The new art exhibit in the Multicultural Center is now on display. Visiting Artist Pamela Marks is showing her work in The Camouflage Series. Marks is an Associate Professor of Art at Connecticut College. She earned her M.F.A. at the University of Arizona and her B.F.A. at the University of Illinois. Her paintings have been shown in France, Scotland, the Netherlands, Japan, and Greece as well as numerous venues across the United States. Here at Bloomsburg University, she shares with us 19 small to medium-sized watercolor paintings that she has grouped together as The Camouflage Series.
In her own words, here is Marks’ statement on The Camouflage Series:
“‘A painting needs as much fraudulence, trickery and deception as the perpetration of a crime. Paint falsely, and then add a whiff of nature’ – Edgar Degas.
“Camouflage patterns found in the everyday images of war and the objects of popular culture have seeped into my consciousness and influenced this series of Dazzle Paintings. I found a strong visual relationship between camouflage and the emerging patterns of organic form in my previous paintings. Camouflage, an abstraction of nature and a powerful symbol, has a rich history that has involved artists since its inception. Although only commercially developed since 1918, camouflage has undergone several transformations and shifts in meaning from culture to culture. In the 1960’s it began its foray into the fashion world and can now be found on many commercially produced products outside of the military and hunting spheres. Global camouflage patterns primarily associated with the military have been appropriated for this series. The title, Dazzle Paintings, references the dazzle paintings on ships in WW1 and 2 that were painted with bold abstractions that disrupted the volume of the vessels and confused the enemy. In contrast I combine military camouflage patterns with an organizational structure of sacred geometry in variations of the quincunx or double cross form. By layering these two powerful symbols each element is transformed. The fluid watercolor medium acts to soften the camouflage graphics and the strict geometry of the quincunx. The transparent patterns disrupt and dissolve edges of the geometry with subtle layering that connects and dissolves shapes. The world of these paintings is in flux in lateral shifts. Many of the paintings take on a mandala-like appearance both in form and complexity completing the transformation of these disparate symbolic forms.”
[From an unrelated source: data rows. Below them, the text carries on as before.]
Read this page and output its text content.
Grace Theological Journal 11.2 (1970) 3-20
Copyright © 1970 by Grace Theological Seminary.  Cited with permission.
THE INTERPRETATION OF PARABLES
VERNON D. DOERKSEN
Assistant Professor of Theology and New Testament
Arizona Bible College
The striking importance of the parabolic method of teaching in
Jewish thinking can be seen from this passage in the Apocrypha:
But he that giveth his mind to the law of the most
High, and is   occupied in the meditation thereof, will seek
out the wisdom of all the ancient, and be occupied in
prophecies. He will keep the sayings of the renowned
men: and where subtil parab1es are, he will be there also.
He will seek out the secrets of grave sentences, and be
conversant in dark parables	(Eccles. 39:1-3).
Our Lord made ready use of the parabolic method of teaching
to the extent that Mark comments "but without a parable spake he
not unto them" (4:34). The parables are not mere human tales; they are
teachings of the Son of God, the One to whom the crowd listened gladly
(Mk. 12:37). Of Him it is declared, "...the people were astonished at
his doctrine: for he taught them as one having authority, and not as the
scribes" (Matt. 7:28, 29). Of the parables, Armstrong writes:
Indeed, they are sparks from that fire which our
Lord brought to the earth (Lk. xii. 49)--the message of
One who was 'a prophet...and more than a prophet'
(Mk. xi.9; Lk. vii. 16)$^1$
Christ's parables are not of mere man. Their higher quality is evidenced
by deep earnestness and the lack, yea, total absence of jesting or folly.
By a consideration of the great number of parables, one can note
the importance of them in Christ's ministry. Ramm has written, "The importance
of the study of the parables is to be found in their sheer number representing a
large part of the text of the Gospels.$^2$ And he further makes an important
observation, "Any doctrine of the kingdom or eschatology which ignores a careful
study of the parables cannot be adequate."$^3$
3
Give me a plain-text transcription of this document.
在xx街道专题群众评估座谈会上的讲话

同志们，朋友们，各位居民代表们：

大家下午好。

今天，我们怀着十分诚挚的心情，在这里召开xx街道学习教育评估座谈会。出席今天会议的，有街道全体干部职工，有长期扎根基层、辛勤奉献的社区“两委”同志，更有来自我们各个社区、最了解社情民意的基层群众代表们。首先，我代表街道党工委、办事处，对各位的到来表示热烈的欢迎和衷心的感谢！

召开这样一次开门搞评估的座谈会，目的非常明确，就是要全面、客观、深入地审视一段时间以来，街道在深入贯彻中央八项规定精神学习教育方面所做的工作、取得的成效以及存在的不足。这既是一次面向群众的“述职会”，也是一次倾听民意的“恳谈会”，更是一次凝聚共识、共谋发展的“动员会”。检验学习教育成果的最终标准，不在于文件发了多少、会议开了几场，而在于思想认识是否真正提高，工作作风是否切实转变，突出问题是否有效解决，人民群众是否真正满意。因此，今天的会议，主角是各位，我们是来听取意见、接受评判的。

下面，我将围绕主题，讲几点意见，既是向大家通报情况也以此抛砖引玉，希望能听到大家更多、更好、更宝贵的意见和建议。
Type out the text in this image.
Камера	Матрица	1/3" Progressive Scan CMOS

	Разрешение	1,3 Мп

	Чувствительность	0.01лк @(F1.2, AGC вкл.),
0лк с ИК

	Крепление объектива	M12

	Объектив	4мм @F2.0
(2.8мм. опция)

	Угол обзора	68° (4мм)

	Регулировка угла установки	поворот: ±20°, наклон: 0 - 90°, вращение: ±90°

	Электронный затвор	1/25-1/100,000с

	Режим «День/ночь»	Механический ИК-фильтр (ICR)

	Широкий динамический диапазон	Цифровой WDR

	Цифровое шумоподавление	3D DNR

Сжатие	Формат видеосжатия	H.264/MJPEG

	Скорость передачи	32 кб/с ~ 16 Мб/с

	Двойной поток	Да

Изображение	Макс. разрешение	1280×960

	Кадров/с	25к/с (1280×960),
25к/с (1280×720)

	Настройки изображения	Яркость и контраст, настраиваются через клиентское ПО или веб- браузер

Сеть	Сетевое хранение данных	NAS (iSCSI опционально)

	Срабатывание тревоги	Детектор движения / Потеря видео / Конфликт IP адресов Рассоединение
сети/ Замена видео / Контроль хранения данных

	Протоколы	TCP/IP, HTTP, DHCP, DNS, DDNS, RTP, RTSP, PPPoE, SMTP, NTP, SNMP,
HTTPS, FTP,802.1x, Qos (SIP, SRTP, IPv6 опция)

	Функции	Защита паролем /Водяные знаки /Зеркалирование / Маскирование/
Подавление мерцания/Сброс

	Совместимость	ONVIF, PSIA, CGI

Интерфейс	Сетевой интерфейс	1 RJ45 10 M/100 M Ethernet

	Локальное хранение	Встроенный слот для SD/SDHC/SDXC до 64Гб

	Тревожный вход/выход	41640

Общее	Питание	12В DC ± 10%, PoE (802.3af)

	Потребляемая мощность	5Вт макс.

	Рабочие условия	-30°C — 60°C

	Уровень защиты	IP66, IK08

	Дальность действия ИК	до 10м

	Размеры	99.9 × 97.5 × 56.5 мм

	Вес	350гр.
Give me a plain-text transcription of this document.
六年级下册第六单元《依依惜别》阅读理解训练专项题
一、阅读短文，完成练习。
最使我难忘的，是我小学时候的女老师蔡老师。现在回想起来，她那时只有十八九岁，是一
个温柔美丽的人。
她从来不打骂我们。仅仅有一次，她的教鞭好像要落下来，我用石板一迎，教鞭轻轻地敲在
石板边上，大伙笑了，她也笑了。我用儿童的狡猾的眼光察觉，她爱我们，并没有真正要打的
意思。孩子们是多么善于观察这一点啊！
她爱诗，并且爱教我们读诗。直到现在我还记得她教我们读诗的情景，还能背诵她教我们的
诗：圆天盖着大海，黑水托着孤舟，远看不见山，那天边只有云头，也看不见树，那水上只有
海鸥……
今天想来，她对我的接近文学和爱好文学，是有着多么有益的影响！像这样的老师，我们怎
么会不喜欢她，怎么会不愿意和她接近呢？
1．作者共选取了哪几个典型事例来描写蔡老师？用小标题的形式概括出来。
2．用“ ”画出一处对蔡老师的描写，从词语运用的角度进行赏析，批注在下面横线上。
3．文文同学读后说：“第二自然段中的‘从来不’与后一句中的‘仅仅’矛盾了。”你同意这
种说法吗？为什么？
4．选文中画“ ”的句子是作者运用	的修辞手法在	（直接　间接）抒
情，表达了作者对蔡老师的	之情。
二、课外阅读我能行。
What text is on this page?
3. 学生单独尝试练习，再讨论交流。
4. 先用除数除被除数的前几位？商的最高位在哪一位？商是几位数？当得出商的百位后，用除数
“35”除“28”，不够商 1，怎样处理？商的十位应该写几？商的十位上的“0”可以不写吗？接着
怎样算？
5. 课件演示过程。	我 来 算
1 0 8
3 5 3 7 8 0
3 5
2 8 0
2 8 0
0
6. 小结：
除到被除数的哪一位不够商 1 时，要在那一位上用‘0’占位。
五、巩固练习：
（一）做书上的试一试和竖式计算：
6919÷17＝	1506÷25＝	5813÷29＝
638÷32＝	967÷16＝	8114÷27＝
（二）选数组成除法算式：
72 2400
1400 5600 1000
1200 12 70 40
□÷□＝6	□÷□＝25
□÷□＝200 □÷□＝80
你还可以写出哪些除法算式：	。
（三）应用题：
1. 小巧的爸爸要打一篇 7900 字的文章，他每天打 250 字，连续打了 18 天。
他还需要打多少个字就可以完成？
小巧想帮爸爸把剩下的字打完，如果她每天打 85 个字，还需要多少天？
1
There will be a reception for Pamela Marks on Wednesday, October 15, from 11am to 2pm. Marks will be giving two identical illustrated talks about her work at 11:15am and 1:15pm. Food and non-alcoholic beverages will be provided. The exhibition, reception, and lectures are free and open to the public. The Camouflage Series will be on display at the Multicultural Center in Kehr Union until October 31 and the hours are Monday through Friday 9am to 6pm, except during other scheduled events in which the gallery will be closed.